= Toich v Magistrate, Riversdale =

South African legal case

In Toich v Magistrate, Riversdale (2007), an important case in South African criminal procedure, Toich's home was searched on two occasions by the police, who were purportedly acting in terms of valid search warrants. Various items and sums of cash were seized.

Toich sought an order for the return of the property seized under both warrants, and for the setting aside of the second warrant.

The court held that the first warrant authorized a search of a certain farm, and not of the applicant's house, which was on an entirely different property. Accordingly, the search of her house had been unauthorized and unlawful, as had been the seizure of her property. Moreover, hardly any of the property seized had been specified in the warrant. In consequence, the applicant was entitled to the return of all the seized items.

Regarding the second warrant, the court found that the police officer had applied to the magistrate for a warrant on the grounds:

- that the Asset Forfeiture Unit had ordered the seizure of certain cash known or suspected to be in the applicant's possession;
- that the possibility existed that cash had been generated from the commission of crimes; and
- that, despite an undertaking to do so, the applicant had failed to account to the police for the source of the money.
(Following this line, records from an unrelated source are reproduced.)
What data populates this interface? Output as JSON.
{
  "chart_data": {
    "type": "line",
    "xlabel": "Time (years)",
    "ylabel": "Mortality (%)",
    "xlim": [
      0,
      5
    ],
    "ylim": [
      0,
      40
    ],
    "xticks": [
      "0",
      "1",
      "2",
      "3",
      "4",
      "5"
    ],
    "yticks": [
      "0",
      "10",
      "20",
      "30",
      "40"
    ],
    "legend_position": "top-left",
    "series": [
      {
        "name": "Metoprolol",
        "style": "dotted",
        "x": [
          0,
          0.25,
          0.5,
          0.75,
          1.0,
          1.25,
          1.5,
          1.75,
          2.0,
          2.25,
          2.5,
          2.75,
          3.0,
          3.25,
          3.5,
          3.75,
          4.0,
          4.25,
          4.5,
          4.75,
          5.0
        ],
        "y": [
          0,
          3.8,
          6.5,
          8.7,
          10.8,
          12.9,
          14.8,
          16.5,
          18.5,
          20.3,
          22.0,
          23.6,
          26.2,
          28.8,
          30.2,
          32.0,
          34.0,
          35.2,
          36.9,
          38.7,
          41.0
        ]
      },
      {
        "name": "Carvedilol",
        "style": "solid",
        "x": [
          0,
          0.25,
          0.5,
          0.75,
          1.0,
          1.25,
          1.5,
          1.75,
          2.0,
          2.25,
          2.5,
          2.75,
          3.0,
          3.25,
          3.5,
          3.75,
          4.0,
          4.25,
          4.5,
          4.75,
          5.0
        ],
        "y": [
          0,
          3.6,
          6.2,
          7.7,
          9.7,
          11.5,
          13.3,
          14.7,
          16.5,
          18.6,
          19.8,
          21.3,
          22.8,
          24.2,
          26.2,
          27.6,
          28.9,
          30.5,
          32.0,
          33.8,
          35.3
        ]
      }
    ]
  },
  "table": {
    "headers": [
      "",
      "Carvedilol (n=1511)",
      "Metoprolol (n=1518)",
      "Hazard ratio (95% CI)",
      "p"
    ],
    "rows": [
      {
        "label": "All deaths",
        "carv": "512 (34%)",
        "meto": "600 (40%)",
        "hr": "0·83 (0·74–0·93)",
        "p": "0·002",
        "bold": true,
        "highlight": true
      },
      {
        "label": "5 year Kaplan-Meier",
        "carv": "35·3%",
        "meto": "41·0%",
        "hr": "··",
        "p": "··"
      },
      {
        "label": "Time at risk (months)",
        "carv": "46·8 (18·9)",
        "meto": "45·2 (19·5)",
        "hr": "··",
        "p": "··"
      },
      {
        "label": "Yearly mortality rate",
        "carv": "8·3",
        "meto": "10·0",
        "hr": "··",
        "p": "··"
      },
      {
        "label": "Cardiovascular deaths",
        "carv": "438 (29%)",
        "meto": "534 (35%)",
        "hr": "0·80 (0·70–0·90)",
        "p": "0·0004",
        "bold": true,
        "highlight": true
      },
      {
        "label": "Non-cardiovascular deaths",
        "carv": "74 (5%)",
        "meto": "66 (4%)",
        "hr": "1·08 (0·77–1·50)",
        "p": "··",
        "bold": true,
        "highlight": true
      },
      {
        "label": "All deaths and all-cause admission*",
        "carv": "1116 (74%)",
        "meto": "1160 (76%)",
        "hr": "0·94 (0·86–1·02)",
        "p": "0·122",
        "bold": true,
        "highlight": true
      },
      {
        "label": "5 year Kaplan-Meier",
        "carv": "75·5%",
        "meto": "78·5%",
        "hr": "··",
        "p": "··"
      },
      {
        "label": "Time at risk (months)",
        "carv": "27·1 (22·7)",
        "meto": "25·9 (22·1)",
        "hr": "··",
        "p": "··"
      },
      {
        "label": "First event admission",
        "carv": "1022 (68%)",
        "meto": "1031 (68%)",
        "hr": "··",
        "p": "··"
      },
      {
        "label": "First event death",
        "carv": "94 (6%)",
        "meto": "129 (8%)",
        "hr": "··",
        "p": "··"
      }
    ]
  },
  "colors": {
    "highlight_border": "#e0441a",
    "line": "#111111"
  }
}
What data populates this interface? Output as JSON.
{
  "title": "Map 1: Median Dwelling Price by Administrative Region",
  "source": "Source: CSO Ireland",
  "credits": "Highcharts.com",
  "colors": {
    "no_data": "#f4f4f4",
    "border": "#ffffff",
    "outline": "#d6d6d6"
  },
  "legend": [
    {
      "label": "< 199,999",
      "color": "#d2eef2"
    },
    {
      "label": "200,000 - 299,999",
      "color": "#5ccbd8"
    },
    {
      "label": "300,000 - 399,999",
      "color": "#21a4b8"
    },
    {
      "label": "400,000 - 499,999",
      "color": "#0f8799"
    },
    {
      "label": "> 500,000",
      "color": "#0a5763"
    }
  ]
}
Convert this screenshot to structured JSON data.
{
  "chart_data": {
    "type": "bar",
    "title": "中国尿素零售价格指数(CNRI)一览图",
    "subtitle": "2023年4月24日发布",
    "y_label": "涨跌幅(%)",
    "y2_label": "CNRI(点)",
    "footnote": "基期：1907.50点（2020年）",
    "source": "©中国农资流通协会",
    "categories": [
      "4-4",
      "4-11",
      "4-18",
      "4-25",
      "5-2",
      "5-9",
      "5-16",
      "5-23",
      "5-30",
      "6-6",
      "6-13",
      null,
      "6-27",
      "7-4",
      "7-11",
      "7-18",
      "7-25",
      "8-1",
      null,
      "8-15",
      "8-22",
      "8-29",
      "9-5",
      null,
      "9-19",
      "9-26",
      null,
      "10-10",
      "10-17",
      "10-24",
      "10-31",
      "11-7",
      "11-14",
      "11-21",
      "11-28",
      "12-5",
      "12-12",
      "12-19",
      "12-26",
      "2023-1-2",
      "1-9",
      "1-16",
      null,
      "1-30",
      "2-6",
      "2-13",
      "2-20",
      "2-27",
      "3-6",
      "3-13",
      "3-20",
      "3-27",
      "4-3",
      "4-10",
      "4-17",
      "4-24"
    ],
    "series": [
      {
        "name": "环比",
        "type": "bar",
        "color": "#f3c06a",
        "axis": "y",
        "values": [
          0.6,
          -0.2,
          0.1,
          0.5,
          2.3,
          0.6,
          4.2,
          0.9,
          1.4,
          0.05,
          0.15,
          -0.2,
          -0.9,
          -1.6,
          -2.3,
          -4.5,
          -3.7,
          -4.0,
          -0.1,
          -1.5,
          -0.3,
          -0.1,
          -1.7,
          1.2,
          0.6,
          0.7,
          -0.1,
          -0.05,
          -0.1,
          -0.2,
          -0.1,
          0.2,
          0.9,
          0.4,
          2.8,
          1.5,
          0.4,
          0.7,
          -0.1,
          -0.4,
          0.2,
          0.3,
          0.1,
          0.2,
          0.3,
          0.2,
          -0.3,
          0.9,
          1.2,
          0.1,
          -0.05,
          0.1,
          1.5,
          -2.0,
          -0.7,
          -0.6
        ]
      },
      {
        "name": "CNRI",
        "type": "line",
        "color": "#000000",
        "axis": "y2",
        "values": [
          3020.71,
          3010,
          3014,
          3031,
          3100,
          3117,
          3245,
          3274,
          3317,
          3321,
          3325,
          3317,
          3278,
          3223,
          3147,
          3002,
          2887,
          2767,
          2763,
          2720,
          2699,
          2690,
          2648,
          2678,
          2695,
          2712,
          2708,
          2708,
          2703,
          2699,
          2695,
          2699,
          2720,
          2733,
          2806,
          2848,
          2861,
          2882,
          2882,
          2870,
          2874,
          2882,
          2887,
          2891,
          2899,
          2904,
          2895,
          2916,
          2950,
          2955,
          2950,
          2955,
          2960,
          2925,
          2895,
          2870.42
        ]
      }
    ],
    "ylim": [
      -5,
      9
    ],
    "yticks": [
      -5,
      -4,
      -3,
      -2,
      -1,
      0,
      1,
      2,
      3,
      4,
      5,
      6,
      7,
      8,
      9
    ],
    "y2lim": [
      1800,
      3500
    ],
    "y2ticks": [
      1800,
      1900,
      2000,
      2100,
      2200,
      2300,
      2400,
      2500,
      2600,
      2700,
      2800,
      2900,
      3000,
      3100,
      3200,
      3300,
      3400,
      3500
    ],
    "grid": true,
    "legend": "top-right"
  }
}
The court held that it was clear that the only document relied upon by the police officer in her application for the warrant was her own undated and unattested "affidavit." Given that there had been no viva voce evidence, and given that the "affidavit" had not been attested, there had been no information of any kind placed before the magistrate on oath; he had had no power, therefore, under section 21(1)(a) of the CPA, to authorize the issue of the second warrant; it was accordingly invalid.

Furthermore, the court found that the authorities were clear that the validity of a search warrant was to be examined with a jealous regard for the subject's rights to privacy and property.

In addition, the magistrate or justice of the peace, in authorizing the warrant, must be satisfied by information on oath only that the article to be searched for and seized was under the control or in the possession of a specified person, or was at a specified premises within his or her jurisdiction.

The terms of the warrant were to be construed with reasonable strictness. It should ordinarily be read in the terms in which it was expressed.

There must be reasonable grounds, therefore, for believing that the article sought might afford evidence of an offense, but in the instant case the court held that no such grounds had been advanced to the magistrate. He could consequently not have harbored such a belief.

It followed that he had not properly applied his mind when issuing the warrant, and that it was invalid.